Hij keek naar Bente die diep in slaap was. Zelf bleef hij liggen draaien tot de vogels begonnen te fluiten en het licht door de gordijnen kwam. Hij zette de wekker uit nog voordat die afliep, kwam voorzichtig overeind en trok zijn kleren aan zonder te douchen. Hij poetste zelfs zijn tanden niet. Hij liep naar de keuken, maar at niets, dronk niets. Hij had een slecht geweten omdat hij ziek van verlangen was naar Ellen. Het maakte hem bang. Het was beschamend tegenover Bente. Hij moest ermee leren leven, met een verhouding zonder passie. Een vertrouwde, maar onvolkomen relatie. Wat hem het allermeest benauwde, was dat het gevoel hem bekend voorkwam. Zo had hij ook over Sigrid gedacht, de laatste periode dat ze samenwoonden. Hij wilde dat niet nog eens meemaken.

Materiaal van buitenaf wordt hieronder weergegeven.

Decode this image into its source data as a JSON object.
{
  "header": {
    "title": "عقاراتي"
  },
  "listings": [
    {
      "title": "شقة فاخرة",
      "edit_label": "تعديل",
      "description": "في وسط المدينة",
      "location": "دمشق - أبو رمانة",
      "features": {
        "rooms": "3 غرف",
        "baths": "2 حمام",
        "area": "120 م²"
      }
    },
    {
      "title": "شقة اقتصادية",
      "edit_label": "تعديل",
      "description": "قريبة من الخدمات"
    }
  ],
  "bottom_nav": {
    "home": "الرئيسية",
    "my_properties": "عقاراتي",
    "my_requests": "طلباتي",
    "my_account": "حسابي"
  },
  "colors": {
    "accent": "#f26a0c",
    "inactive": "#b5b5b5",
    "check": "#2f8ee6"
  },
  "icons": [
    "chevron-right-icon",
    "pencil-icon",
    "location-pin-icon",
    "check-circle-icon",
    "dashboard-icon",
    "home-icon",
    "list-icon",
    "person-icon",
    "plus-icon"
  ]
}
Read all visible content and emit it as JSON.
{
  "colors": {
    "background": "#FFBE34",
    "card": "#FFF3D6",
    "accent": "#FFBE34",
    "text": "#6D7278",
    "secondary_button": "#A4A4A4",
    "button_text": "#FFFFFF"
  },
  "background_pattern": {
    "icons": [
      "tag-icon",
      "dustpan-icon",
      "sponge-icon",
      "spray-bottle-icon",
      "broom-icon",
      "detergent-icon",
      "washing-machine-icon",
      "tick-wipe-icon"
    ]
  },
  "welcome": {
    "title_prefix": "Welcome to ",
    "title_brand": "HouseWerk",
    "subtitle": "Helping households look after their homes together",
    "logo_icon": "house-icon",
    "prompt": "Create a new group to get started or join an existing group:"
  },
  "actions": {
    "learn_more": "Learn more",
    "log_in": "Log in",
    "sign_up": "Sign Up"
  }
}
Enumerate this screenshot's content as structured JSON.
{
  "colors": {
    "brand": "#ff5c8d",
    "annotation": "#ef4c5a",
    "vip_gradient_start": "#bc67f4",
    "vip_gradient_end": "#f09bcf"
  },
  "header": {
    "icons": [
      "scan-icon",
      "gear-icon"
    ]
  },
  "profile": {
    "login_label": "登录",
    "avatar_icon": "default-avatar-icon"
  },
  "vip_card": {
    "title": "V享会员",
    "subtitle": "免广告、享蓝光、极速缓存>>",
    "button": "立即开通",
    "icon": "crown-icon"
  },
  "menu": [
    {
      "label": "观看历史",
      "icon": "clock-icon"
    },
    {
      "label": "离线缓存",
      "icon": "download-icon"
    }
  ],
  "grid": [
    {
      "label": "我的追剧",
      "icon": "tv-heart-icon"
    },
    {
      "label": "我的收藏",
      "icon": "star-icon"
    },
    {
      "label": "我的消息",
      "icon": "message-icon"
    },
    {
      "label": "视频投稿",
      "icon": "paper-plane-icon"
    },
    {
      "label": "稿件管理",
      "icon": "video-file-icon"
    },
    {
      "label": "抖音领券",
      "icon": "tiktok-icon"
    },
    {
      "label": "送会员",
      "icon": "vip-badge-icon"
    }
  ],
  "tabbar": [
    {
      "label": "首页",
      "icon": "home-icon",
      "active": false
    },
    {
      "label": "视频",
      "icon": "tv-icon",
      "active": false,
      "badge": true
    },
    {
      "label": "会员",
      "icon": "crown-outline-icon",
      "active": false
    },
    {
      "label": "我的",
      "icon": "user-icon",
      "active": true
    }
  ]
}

Zo vroeg in de morgen reed er haast nog geen verkeer in de richting van Oslo. Het was halfzes. De hemel was grijs met langs de horizon een scherpe roze rand.
Tijdens de ochtendvergadering om acht uur was iedereen aanwezig, behalve Randi Johansen en Asle Tengs die zomervakantie hadden.
Ingeborg Myklebust wilde dat Cato Isaksen en Roger Høibakk het onderzoek naar de moord op een jonge moeder in Tøyen op zich zouden nemen.
De beide politiemannen keken elkaar teleurgesteld aan. Ze wisten allebei dat het geen zin had om tegen te sputteren. Cato Isaksen had gedacht dat hij zijn hele team weer in kon zetten op de Moen-zaak, nu er nieuwe gegevens naar voren waren gekomen: het sms-bericht, het wapen dat was ingeleverd en de geruchten over Sølvi Steen en het bloed. Maar Ingeborg Myklebust vond dat ze aan beide zaken tegelijk konden werken. De beide andere moordzaken waaraan ze hadden gewerkt, waren opgelost. De ene moord was gepleegd door een goede vriend van het slachtoffer, de andere door een broer. Zo ging dat met de meeste moorden, tijdens hoog oplopende emoties stonden familie en vrienden elkaar naar het leven. Cato Isaksen stond op en liep de kamer uit.
Hij liep door de gang naar de kantine en haalde een kop koffie uit de automaat. Plotseling stond Ellen glimlachend naast hem. Hij vermande zich. Het was duidelijk dat ze in een goed humeur was. Glimlachend stak ze haar hand uit om een kop te pakken. Opeens zette hij zijn kop koffie op de automaat en sloeg zijn armen om haar heen. Haar gezicht rustte tegen zijn hals. Hij voelde haar warme adem tegen zijn huid. Ze maakte zich voorzichtig los en keek hem ernstig aan. Toen kuste ze hem. Hun lippen ontmoetten elkaar teder en warm. Hij kon zo wel een eeuwigheid blijven staan, maar ze werden gestoord door een van de kantinemedewerkers die met een dienwagen vuile kopjes en bordjes kwam ophalen.
Ze begonnen te praten. “We krijgen er een nieuwe zaak bij”, zei hij. “Myklebust vindt dat we geen resultaat boeken in de Moen-zaak.”
“Dat weet ik”, zei ze kortaf. “Dat doen jullie toch ook niet.”
De kantinemedewerker verdween. “Hoe gaat het eigenlijk met je?” vroeg hij.
“Geweldig.” Ze glimlachte.
Hij glimlachte terug. “Ik heb zin in je”, zei hij.
“Dat weet ik”, antwoordde ze en ze keek hem plagend aan.